You know that miners in pools are mining on pool's address? If you force them to mine on their own addresses, then they will include a transaction sending coins back to the pool (or even directly distributing rewards to previous miners, selected by the pool).

True. True.

[garlonicon]

A_hash = Hash(Block Head + sign(Block Head))

You don't have to add signatures to the block header. You can add them to the coinbase transaction, like it is done in signet, in this way you can make it backward-compatible. You can find all technical details in BIP-325: https://github.com/bitcoin/bips/blob/master/bip-0325.mediawiki.

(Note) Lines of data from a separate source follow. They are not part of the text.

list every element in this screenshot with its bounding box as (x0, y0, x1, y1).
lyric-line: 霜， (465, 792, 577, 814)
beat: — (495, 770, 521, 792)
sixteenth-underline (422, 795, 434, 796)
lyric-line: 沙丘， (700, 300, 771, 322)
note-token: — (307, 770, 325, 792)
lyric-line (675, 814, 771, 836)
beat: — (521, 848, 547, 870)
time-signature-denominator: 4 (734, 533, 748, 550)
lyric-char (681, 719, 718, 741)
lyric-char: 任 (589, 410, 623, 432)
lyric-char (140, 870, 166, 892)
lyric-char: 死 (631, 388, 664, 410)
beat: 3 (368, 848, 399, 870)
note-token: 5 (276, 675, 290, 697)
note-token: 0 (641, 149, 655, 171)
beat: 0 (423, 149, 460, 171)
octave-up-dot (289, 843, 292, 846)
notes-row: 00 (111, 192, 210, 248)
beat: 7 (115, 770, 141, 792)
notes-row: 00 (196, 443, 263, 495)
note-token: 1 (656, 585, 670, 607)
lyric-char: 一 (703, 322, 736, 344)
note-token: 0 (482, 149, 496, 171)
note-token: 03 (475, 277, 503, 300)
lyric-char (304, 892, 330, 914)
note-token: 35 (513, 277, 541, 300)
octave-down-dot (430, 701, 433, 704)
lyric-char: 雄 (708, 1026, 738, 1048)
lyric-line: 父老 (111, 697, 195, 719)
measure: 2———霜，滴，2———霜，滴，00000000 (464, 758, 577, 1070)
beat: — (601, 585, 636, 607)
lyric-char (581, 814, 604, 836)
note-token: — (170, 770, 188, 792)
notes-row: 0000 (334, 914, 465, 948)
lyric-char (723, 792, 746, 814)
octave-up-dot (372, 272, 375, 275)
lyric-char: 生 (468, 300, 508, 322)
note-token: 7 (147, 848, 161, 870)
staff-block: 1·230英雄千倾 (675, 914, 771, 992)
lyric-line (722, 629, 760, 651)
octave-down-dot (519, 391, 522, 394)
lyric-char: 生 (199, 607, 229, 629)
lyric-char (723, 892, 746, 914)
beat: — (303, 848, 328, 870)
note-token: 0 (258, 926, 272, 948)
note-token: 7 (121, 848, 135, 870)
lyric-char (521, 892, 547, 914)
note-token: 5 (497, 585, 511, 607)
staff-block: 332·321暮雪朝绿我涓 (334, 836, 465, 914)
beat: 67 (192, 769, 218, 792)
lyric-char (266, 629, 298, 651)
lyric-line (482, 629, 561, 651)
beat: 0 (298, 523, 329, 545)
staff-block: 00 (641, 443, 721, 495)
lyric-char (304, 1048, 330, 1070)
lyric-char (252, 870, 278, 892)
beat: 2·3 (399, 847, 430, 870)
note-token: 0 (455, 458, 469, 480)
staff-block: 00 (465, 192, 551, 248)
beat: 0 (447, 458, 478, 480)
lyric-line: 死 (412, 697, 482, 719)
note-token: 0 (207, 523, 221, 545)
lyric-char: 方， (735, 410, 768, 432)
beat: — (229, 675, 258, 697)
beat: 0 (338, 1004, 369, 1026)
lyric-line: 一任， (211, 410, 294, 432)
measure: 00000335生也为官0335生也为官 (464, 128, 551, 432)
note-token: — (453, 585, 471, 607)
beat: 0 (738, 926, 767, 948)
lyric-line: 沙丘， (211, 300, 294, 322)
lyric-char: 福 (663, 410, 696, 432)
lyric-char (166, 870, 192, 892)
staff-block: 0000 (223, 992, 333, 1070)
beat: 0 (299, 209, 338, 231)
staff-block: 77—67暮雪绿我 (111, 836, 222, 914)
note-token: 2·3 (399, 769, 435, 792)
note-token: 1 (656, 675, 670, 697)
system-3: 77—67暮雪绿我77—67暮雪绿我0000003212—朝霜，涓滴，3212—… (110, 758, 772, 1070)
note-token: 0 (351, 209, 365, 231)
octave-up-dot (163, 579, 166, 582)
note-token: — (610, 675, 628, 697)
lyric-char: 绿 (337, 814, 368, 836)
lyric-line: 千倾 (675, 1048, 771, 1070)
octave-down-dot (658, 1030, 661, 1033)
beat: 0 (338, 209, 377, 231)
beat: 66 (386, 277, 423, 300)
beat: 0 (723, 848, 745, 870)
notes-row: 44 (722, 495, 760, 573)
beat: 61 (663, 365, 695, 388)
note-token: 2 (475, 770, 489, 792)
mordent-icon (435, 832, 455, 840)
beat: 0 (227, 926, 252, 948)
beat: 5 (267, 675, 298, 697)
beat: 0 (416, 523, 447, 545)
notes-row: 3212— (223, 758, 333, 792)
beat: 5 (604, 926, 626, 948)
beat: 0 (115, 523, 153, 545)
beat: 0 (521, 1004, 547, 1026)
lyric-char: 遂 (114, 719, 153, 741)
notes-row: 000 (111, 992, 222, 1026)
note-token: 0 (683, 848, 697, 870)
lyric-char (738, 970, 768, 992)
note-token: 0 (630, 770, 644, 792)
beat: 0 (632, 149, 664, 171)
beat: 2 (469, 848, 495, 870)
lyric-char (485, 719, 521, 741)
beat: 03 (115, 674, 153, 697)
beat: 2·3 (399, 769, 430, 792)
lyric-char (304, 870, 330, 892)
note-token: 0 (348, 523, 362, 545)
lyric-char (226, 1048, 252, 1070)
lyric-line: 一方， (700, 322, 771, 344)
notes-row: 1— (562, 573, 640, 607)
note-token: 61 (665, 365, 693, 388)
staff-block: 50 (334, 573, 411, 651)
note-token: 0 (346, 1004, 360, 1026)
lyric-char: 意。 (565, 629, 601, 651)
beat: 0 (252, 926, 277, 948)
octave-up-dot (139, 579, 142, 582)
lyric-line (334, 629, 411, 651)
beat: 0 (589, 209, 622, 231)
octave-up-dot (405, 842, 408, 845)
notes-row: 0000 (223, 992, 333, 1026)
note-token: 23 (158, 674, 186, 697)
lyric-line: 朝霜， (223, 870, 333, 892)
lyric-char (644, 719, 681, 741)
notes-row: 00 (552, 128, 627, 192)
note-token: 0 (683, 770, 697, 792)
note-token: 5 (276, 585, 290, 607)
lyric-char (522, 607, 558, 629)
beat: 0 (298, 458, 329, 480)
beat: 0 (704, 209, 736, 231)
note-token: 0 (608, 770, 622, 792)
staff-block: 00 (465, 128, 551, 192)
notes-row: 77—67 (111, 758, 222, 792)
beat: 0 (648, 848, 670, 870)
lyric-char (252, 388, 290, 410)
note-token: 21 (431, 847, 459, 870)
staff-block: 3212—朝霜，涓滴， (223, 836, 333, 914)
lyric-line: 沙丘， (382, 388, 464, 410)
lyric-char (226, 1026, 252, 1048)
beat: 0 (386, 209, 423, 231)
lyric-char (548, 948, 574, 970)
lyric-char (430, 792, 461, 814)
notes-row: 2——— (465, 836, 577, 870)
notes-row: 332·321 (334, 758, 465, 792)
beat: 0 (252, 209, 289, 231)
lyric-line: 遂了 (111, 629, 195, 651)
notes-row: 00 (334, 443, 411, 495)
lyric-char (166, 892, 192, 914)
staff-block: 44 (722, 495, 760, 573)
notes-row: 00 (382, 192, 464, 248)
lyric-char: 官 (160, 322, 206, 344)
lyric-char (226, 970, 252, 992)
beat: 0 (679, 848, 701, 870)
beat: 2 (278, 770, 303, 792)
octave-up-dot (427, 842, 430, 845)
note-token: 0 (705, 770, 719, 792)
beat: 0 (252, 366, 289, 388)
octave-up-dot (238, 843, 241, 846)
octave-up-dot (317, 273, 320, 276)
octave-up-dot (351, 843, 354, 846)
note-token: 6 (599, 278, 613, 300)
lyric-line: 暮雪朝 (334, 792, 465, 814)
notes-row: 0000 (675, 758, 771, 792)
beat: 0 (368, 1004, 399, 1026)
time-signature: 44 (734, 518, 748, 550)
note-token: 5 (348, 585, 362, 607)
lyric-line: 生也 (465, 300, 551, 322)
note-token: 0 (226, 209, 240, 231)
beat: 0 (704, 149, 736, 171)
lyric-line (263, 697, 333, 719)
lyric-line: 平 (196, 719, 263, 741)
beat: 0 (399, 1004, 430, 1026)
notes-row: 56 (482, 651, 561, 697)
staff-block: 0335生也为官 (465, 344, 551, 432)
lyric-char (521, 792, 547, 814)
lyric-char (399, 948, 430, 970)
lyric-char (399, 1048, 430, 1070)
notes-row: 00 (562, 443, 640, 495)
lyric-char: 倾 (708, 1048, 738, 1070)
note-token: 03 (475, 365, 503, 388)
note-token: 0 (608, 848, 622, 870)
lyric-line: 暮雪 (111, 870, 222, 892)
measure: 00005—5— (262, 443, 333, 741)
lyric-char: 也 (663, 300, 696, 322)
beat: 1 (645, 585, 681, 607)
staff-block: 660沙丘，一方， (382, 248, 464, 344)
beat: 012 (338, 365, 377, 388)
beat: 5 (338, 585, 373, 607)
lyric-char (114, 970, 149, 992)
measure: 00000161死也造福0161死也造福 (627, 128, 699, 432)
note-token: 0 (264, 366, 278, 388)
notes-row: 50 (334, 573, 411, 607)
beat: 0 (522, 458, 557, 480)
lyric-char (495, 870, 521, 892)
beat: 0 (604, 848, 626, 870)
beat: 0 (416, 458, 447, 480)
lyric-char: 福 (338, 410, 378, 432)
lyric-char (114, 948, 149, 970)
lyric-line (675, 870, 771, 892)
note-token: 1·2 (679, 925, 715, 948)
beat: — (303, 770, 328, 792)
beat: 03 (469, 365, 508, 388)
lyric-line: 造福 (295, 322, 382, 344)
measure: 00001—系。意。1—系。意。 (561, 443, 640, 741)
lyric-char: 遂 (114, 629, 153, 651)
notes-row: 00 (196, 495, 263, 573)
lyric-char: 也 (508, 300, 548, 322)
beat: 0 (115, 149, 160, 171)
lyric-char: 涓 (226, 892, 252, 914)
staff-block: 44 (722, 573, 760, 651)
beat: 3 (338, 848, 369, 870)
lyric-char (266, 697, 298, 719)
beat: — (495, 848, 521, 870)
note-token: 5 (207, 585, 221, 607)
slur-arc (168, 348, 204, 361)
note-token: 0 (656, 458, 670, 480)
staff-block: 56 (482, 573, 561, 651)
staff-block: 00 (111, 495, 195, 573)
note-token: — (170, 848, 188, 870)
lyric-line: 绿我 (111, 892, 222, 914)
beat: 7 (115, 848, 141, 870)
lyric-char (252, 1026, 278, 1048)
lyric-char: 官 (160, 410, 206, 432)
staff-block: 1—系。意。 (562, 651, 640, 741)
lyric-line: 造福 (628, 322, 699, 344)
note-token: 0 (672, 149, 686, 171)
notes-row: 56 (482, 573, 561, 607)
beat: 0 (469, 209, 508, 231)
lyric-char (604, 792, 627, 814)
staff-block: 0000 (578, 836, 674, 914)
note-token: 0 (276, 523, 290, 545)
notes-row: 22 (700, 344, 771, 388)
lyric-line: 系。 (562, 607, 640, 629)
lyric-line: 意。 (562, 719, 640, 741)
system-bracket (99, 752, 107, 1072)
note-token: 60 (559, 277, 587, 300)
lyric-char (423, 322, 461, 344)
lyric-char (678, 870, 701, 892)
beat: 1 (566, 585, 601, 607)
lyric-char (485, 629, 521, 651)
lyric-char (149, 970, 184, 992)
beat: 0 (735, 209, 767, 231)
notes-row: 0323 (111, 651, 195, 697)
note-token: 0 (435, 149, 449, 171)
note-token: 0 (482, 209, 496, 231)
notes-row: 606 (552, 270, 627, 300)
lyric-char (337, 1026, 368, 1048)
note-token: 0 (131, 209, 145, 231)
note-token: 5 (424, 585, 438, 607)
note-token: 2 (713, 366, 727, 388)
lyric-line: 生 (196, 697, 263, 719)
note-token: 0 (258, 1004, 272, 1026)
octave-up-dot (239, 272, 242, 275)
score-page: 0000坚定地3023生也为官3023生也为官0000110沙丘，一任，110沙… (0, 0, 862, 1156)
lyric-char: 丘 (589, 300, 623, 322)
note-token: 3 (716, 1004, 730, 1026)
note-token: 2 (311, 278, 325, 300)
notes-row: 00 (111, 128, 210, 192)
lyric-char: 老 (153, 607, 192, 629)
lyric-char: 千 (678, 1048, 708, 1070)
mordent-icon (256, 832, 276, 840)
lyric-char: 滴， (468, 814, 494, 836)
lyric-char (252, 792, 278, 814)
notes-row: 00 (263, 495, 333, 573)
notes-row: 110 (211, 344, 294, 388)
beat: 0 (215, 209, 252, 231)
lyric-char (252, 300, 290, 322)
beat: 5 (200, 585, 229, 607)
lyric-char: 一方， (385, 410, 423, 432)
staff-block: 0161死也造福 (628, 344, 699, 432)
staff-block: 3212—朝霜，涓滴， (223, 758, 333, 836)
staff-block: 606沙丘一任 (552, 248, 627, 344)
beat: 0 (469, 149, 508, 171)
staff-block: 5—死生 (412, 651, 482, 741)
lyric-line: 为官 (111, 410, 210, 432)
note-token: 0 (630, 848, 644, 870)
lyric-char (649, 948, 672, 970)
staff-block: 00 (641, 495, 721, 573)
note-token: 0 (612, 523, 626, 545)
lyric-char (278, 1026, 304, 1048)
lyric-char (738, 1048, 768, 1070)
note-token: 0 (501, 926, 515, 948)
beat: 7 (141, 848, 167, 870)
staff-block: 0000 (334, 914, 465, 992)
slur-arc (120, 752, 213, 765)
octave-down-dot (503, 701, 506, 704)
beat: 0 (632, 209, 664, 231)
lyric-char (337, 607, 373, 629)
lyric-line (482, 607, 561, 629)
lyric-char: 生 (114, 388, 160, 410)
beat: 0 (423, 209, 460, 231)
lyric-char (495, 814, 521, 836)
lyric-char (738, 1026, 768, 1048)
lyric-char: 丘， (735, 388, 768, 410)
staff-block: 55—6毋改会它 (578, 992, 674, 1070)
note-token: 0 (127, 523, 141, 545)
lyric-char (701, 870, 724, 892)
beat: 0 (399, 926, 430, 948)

In general, to start your network, all you need is constructing signet challenge to allow signing blocks only by those miners, which passed the initial selection. By default, signet challenge is set to 1-of-2 multisig, so only two miners can produce blocks (because it is needed to test things in more stable way than in testnet). You can change that signet challenge, just to allow only signatures that passed the first round and you will get your coin.

[Epictetus]

A_hash = Hash(Block Head + sign(Block Head))

You don't have to add signatures to the block header. You can add them to the coinbase transaction, like it is done in signet, in this way you can make it backward-compatible. You can find all technical details in BIP-325: https://github.com/bitcoin/bips/blob/master/bip-0325.mediawiki.

In general, to start your network, all you need is constructing signet challenge to allow signing blocks only by those miners, which passed the initial selection. By default, signet challenge is set to 1-of-2 multisig, so only two miners can produce blocks (because it is needed to test things in more stable way than in testnet). You can change that signet challenge, just to allow only signatures that passed the first round and you will get your coin.

Thank you very much Garlonicon for the link. Yea. You are absolutely right on A_hash. It was my first intuition and then I switched to B_hash to avoid congesting the network as every miner can do all the B_hash calculation by itself. Your point on backward-compatibility is brilliant.